You probably know that new cars lose thousands of dollars in value as you drive them off the lot. That’s why we often recommend buying used cars, so somebody else takes the initial depreciation hit.
It turns out the first few miles aren’t the only time the odometer affects a car’s value. Edmunds.com highlighted three other turning points in a car’s life that affect its price. They’re worth knowing whether you’re buying or selling, and pretty easy to remember – every 35,000 or so miles.
A car’s factory warranty usually expires after three years or 36,000 miles, Edmunds says. This is also when cars usually need major servicing on parts that wear out like brakes and tires.
Clever sellers may look to get rid of the car a few thousand miles before this threshold, and wary buyers should check that the maintenance has been done or that those upcoming costs are factored into the price.

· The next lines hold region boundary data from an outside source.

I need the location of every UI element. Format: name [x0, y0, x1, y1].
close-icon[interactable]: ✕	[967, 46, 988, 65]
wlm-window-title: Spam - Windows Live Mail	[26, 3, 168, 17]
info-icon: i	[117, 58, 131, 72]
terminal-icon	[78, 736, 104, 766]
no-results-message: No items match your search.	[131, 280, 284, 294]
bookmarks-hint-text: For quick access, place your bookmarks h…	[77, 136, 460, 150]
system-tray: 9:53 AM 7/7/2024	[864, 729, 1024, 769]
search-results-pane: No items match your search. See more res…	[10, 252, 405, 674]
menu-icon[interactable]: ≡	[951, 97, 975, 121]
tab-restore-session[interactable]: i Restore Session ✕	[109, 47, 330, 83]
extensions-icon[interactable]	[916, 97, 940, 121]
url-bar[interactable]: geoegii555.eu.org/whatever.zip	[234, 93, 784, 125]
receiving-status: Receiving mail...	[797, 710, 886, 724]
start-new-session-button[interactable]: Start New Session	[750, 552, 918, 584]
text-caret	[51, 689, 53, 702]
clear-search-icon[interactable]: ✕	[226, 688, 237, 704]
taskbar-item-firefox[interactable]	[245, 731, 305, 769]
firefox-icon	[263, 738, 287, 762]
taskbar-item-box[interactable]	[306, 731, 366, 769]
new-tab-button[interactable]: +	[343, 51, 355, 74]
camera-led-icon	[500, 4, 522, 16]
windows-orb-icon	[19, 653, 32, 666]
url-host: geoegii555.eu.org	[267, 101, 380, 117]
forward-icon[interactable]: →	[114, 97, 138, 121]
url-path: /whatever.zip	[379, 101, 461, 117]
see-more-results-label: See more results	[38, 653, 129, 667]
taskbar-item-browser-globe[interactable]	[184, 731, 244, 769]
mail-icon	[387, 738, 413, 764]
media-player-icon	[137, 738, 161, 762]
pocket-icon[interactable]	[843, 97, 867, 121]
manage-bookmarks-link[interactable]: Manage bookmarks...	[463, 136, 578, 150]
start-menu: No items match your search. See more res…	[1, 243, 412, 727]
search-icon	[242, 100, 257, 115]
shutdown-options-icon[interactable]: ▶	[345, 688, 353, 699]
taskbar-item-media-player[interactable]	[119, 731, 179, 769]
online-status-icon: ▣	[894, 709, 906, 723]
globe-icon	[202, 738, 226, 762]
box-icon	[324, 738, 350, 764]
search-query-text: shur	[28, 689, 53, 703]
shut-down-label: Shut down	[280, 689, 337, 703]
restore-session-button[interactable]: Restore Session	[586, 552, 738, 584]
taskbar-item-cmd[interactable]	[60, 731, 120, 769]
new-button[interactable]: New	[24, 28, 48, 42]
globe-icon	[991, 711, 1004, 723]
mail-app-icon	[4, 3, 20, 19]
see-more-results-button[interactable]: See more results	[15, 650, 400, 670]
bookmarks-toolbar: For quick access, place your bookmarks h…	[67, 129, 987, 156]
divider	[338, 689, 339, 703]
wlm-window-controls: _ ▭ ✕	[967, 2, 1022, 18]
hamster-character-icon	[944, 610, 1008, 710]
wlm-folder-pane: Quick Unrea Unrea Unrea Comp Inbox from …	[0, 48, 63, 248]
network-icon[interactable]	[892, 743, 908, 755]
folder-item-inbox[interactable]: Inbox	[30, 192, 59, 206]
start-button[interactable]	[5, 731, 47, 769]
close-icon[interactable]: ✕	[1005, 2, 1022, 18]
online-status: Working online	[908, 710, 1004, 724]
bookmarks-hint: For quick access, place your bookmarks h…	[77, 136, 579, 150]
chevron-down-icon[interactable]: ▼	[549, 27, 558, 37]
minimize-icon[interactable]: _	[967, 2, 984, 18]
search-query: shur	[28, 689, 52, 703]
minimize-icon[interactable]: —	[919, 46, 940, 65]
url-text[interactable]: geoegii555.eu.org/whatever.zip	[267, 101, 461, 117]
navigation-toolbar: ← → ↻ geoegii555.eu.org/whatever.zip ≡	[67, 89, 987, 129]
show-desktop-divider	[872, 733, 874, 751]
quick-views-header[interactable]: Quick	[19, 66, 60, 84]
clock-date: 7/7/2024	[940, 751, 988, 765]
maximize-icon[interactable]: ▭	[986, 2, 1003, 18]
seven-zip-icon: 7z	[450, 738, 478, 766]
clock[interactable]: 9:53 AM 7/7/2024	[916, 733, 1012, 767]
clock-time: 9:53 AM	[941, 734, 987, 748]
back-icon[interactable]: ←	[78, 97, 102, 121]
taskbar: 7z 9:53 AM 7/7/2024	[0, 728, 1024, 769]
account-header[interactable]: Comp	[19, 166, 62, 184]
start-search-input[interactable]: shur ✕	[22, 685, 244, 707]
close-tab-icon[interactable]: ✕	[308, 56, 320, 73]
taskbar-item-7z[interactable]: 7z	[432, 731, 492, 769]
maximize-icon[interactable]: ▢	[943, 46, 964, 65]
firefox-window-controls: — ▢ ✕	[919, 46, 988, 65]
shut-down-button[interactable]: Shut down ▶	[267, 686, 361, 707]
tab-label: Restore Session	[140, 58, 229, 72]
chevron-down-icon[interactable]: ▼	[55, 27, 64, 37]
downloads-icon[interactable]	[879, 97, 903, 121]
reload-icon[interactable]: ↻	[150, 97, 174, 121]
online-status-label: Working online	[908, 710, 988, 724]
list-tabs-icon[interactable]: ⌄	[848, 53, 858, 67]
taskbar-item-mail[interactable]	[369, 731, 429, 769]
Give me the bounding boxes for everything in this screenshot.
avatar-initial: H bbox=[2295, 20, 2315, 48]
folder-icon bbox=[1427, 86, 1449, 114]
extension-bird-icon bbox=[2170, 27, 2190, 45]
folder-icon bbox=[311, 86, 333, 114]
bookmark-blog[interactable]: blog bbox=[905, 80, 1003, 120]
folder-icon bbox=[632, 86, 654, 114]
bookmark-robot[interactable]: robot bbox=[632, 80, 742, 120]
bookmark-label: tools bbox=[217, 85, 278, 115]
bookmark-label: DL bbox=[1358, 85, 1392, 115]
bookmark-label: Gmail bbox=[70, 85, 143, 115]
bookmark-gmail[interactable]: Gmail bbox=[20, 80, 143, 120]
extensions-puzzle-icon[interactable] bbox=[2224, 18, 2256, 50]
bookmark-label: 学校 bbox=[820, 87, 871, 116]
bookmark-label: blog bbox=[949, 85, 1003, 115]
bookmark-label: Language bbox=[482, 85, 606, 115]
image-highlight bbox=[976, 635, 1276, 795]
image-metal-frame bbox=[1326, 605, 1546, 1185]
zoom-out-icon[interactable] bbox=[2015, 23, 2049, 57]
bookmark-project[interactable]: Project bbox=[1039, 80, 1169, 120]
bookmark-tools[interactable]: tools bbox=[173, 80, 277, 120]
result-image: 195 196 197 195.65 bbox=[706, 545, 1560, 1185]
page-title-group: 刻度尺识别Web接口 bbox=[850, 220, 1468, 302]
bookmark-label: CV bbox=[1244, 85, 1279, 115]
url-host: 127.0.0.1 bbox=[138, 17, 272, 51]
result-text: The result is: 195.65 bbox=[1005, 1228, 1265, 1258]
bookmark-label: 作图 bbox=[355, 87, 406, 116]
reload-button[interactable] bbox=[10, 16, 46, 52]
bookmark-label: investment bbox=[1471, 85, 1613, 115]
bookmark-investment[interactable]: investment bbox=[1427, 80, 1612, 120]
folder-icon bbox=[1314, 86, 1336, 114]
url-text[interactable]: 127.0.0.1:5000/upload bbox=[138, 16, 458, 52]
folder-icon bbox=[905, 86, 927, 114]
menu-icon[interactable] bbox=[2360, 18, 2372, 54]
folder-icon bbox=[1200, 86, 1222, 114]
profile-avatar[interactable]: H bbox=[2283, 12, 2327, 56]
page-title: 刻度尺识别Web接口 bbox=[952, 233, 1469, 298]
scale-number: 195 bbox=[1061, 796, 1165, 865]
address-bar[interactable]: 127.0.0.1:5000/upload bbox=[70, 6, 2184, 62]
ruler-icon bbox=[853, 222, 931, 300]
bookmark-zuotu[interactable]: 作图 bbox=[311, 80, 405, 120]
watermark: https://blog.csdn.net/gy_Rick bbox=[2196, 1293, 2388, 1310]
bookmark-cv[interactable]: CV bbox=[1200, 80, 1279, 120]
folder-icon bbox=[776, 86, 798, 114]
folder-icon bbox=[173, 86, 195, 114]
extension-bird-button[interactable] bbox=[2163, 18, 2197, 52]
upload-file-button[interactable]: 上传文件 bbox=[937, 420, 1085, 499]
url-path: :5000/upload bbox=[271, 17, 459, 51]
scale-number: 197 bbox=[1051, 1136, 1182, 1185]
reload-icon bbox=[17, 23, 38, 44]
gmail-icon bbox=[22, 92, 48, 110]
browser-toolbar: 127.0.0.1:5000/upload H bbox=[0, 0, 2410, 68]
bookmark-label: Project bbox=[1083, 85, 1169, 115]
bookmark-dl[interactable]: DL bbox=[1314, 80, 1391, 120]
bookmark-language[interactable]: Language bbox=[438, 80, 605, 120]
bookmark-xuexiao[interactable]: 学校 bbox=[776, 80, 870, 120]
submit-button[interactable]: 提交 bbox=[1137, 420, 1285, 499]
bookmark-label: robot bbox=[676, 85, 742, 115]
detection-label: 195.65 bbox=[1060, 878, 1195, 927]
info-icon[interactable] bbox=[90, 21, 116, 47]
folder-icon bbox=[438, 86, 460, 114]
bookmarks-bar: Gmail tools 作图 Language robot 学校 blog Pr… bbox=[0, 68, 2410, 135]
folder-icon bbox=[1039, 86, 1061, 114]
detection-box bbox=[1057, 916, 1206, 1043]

The next milestone is between 60,000 and 70,000 miles, when another major service visit — often more expensive than the first — is needed. “This is particularly true of cars that have timing belts, which coordinate the turning of the pistons and the camshaft,” Edmunds says.
After that, 100,000 is the next number to dread. While cars these days are built to last well past that mark, Edmunds says, the conventional wisdom remains that cars with more than 100,000 miles are bad news. It’s also a cutoff used by at least one used car search site, which can make it more difficult for buyers to find such a car, let alone make an offer on it.